Five things to note as RBI gears up for Friday policy decision on rates

Second Covid wave unlikely to derail India’s growth: RBI Governor


By Administrator_India

Capital Sands

Reserve Bank of India (RBI) Governor Shaktikanta Das on Thursday expressed confidence that the second wave of Covid infections will not derail India’s economic journey. He maintained the RBI’s recent 10.5-per cent growth forecast for the coming fiscal year (2021-22, or FY22).

His assurance assumes significance amid apprehensions about surging new Covid infections and resultant lockdowns being clamped in many cities.

“Revival of economic activity should continue unabated. I don’t see a downward revision in 10.5 per cent growth estimate for FY22, which the RBI had given last month,” Das said at the Times Network India Economic Conclave, adding he also did not foresee a repeat of the nationwide lockdown that the country had witnessed last year. With over 50,000 cases, many parts of the country — especially parts of Maharashtra — are seeing a spike in infections, roiling the equity and bond markets. The worry is that most of these infections are caused by the new strains of the virus.

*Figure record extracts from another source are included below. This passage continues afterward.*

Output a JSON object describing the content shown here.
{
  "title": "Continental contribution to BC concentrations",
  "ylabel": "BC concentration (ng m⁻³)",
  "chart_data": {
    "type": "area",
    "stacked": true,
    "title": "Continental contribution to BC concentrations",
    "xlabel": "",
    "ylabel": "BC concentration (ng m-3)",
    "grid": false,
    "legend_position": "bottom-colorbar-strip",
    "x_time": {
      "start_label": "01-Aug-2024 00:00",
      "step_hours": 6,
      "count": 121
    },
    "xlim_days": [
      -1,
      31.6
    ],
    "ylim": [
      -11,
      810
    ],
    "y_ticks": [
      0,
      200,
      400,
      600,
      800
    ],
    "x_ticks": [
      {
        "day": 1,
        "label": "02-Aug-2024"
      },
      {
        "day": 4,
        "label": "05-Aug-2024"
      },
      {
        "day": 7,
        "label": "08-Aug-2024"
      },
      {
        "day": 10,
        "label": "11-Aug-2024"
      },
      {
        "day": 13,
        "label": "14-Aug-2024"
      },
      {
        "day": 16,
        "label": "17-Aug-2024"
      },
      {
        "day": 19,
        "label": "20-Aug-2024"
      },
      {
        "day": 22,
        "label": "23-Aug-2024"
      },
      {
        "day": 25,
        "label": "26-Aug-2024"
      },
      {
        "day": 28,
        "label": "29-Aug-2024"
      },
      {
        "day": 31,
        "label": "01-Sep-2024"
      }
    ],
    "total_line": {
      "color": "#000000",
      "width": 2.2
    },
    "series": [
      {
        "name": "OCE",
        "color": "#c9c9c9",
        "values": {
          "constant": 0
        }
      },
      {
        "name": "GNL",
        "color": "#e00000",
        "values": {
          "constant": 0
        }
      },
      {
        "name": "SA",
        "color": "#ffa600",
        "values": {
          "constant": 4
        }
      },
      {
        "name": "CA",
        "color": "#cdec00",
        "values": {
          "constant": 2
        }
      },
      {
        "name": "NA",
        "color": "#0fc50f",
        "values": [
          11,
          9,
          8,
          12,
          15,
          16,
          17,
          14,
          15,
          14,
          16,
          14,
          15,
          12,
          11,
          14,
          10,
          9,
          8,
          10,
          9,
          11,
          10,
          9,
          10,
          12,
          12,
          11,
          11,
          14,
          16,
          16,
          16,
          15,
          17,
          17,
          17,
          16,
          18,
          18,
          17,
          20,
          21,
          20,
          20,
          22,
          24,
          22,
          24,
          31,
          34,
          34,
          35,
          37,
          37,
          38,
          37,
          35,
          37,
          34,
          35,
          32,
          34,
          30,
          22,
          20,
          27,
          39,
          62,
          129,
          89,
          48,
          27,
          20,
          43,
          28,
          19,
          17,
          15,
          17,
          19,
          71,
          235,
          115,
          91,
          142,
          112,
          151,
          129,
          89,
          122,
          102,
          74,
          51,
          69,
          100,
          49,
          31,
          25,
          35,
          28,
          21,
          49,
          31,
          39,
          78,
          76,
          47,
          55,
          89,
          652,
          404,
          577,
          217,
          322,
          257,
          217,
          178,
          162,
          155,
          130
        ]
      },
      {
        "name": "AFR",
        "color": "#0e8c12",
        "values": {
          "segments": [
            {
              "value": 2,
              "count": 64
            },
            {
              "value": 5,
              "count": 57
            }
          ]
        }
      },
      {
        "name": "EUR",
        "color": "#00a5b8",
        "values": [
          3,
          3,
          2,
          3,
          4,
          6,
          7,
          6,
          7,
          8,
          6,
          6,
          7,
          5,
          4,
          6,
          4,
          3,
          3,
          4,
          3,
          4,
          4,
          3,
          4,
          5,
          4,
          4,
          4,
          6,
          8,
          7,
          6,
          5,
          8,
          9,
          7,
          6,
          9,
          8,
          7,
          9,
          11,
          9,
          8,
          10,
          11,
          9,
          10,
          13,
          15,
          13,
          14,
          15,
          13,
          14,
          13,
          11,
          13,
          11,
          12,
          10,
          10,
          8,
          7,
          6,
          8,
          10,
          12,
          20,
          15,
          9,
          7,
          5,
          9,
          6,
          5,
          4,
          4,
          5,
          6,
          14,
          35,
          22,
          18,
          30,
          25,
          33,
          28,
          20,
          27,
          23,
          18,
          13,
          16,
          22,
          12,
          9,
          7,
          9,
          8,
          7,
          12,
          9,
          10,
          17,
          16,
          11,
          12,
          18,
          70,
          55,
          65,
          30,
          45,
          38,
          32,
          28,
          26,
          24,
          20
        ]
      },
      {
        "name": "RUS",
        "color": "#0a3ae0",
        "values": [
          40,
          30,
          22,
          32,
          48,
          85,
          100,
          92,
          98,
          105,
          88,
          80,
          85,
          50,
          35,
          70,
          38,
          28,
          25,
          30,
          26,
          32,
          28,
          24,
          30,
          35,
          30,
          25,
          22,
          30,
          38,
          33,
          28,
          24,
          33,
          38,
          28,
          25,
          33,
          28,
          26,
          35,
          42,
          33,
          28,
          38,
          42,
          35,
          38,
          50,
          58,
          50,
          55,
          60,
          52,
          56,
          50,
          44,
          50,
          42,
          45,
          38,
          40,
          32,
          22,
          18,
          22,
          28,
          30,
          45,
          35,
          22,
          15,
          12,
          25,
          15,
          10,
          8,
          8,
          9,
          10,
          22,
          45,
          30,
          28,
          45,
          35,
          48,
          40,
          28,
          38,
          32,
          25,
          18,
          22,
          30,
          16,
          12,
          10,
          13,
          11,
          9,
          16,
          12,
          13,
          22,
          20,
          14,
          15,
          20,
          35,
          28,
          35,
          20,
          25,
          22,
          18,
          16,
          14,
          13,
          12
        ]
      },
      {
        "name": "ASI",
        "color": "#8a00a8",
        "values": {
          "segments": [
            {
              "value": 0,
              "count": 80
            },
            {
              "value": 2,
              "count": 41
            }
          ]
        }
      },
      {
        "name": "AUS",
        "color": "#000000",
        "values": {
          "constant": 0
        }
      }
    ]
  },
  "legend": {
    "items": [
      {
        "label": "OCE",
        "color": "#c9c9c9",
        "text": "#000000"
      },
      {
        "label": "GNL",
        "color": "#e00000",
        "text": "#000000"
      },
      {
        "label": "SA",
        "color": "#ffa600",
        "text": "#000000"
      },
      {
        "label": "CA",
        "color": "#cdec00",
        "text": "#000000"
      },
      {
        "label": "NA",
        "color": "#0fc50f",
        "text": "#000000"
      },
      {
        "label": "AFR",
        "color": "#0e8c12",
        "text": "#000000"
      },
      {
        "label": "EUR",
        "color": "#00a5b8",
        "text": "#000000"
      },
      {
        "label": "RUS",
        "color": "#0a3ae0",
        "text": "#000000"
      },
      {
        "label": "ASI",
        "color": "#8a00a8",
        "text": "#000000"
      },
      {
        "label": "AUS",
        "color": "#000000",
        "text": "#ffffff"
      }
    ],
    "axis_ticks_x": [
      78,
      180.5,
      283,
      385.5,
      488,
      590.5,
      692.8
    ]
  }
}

The biggest worry though is the financial nerve-centre Mumbai recording the highest daily count to date in 2021 at over 5,000 on Wednesday. But Das remains upbeat and does not foresee nationwide lockdowns again.

The RBI is also scheduled to announce its monetary policy in the first week of April. With government borrowing at record high leading to a soaring yields, Das said there is no ‘fight’ between the central bank and the bond market and called for a relationship that is ‘not combative’. The government cancelled the last auction for the fiscal owing to a healthy cash position.

“There should be an orderly evolution of the yield curve,” he emphasised.

Disorderly spike in yields are an impediment to growth and will undermine economic recovery, he said. Government bond yields work as the benchmark for others to borrow from the market.

The central government’s net borrowing this year is Rs 9 trillion. In the current year, the RBI has done an open market purchase of government bonds of Rs 3 trillion. “We have also given a special dispensation with regard to the held-to-maturity basket, which makes for another Rs 4 trillion. So, Rs 7 trillion is already available,” the governor said.

For the next fiscal too, the RBI will ensure the bond purchases are of equal quantum or even more, the governor assured. The RBI’s foreign exchange reserves accumulation is for its own needs. The expansionary monetary policy of advanced economies will unspool at some stage. That will have a spillover impact on emerging market (EM) economies. EMs will have “nowhere to go but to look at their own coffers”. He said the RBI will ensure the rupee is kept stable.

On the government move to privatise more state-run banks, he said the central bank is in discussions with the government on the same. The Centre “always takes into consideration the viewpoint of the regulator” on such issues, he said.

The RBI is also working on a central bank digital currency (CBDC), albeit with utmost precaution, he said.

“While we are working on introducing a digital version of the fiat currency, the RBI is also assessing the financial stability implications of introducing such a CBDC,” he said in his keynote address.

“It needs to be appreciated that there are not many practical instances of operationalisation of CBDC the world over. This calls for utmost precaution, so that we can produce a safe and robust model,” he clarified. He said the unified payments interface has the potential to “unfold into a cheaper and faster alternative to available means for multilateral cross-border payments as well”.

The RBI’s real-time gross settlement system has multi-currency capabilities. With 24×7 operations now, “there is a scope to explore whether its footprint maybe be expanded beyond India”, he said.

“With the RBI at the forefront of nurturing innovation, the day is not far when we will experience cheaper, faster, and safer cross-border remittances,” he said, adding, the home-grown RuPay card network might “make a mark in the global financial landscape”.

India is also on the way to becoming Asia’s top financial technology (fintech) hub, with 87 per cent fintech adoption rate, against the global average of 64 per cent. The fintech market in India was valued at Rs 1.9 trillion in 2019 and is expected to reach Rs 6.2 trillion by 2025 across diversified fields, he added.